The results presented here indicate that the antiholin character of S105_ΔTMD1 derives from the loss of TMD1, which eliminates hole-forming activity while retaining the ability to bind specifically to S105. The requirement for TMD1 is not surprising, since missense changes in TMD1 abrogate hole formation without affecting accumulation (26). However, it should be noted that it is not necessary for an antiholin to have TMD-TMD interactions to block hole formation; in phage T4, the antiholin, gprI, is a soluble periplasmic protein when it binds to the periplasmic domain of the holin, gpt (34).

Protein-protein interactions in the timing of lysis.

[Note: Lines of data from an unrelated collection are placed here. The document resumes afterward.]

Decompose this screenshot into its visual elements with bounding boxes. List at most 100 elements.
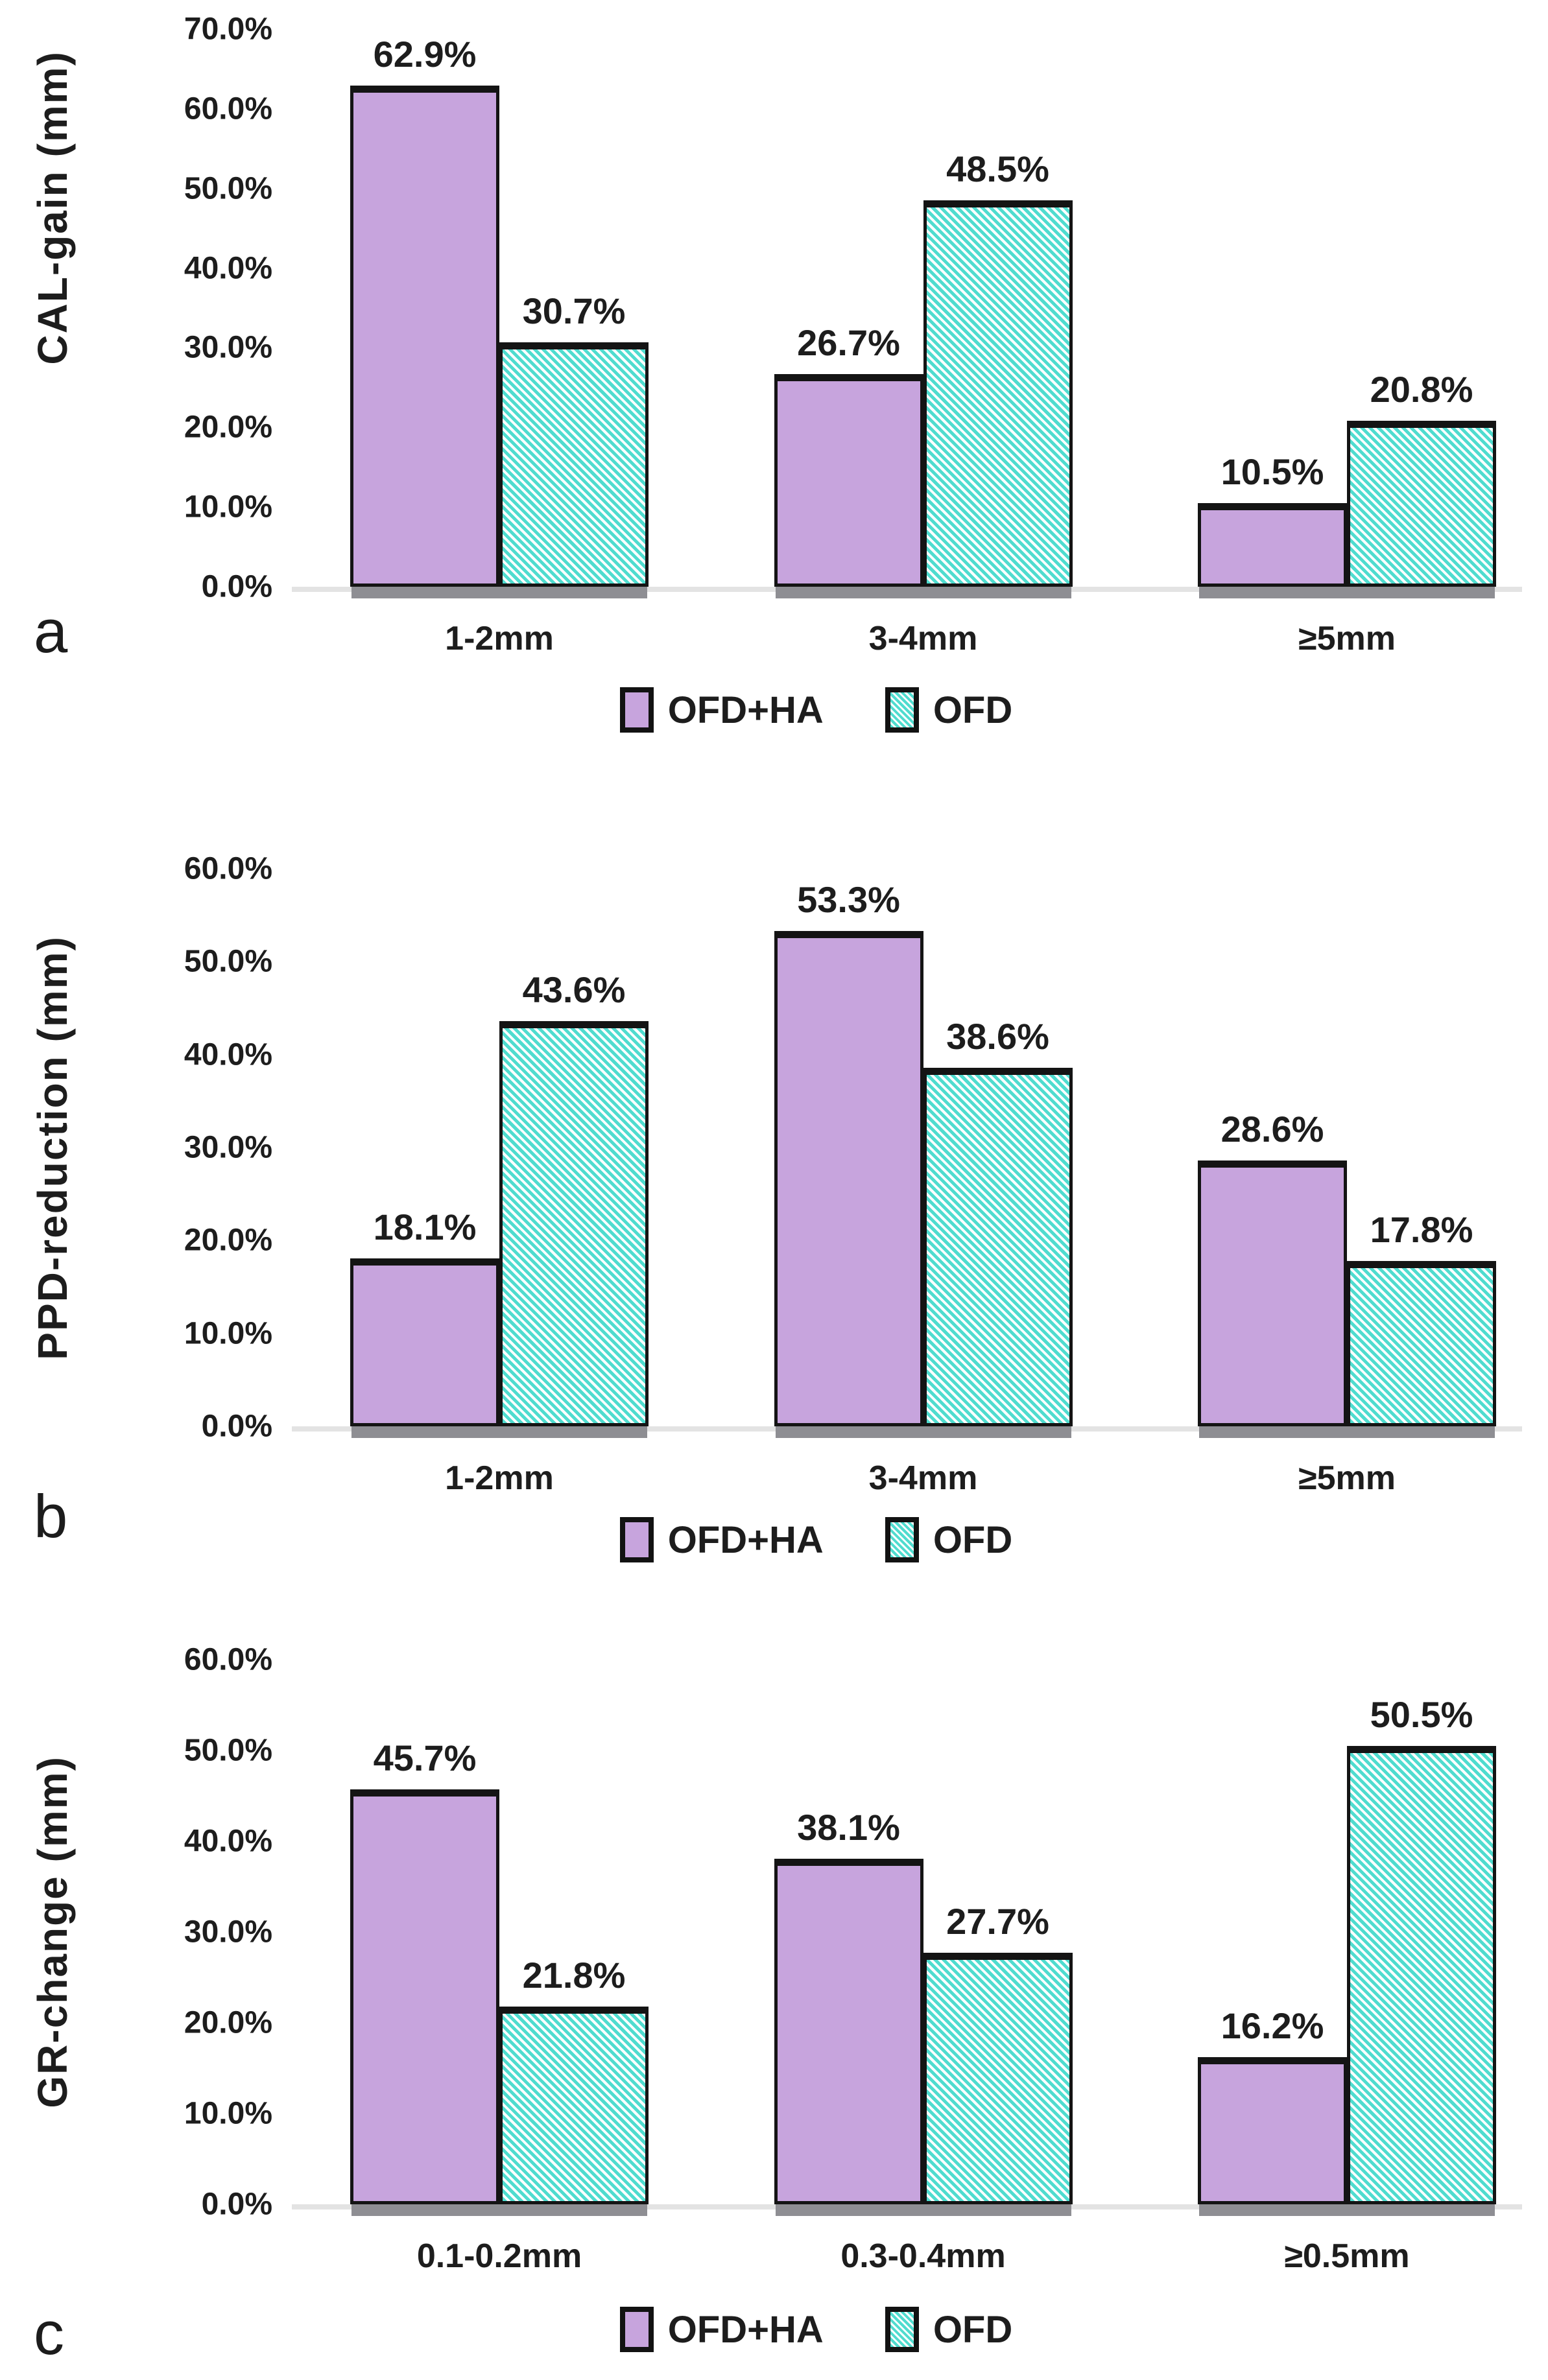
legend-item-ofd-ha: OFD+HA [619, 1517, 824, 1562]
value-label: 48.5% [946, 148, 1049, 190]
legend-label-ofd: OFD [933, 689, 1013, 731]
plot-area: 62.9% 30.7% 1-2mm 26.7% 48.5% 3-4mm 10.5% 20.8%… [292, 29, 1522, 657]
x-axis-category-label: 1-2mm [445, 620, 554, 657]
bar-wrap: 28.6% [1198, 869, 1347, 1426]
x-axis-category-label: 3-4mm [868, 620, 978, 657]
y-axis-ticks: 0.0% 10.0% 20.0% 30.0% 40.0% 50.0% 60.0% 70.0% [117, 12, 292, 604]
bar-ofd-ha [350, 86, 499, 587]
value-label: 62.9% [373, 34, 477, 75]
bar-shadow [1199, 2204, 1495, 2216]
legend-item-ofd-ha: OFD+HA [619, 2307, 824, 2352]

Antiholin inhibition is not the central modality by which holin function is temporally regulated. With the phage λ, 21, and T4 systems, representing class I, II, and III holins, it has been shown that elimination of the antiholin leaves the intrinsic timing function intact. Antiholin function provides fine-tuning of the timing, in the cases of λ (3, 26) and phage 21 (1, 6), or a mechanism for environmental signals for overriding the intrinsic timing, in the case of T4 (28). The key feature of holin function is saltatory triggering of hole formation at a time built in to the primary structure. Moreover, single missense changes can confer drastic differences on the triggering time, best illustrated by opposing phenotypes of the early-lysis S105_A52G and nonlytic S105_A52V alleles. Here we have presented results suggesting that an Ala-Gly mismatch at position 52 impairs the homotypic TMD2-TMD2 interaction involved in dimerization and that resolution of the mismatch, i.e., to the mutant Gly-Gly or to the wt Ala-Ala, restores this interaction. Similar phenotypic “mismatch” sensitivity was observed when the original library of lysis-defective S mutants was tested for their dominant/recessive character (26). A number of these lysis-defective mutants exhibited an unexpected form of dominance, in that they accelerated lysis timing in the presence of the wt allele. Since S encodes both the holin and antiholin, the existence of the “antidominant” alleles was most easily explained by invoking differential effects on holin and antiholin forms. The results presented here suggest instead that intimate helical packing of TMD2 defines the dimerization step that is required for both the hole formation pathway and antiholin function.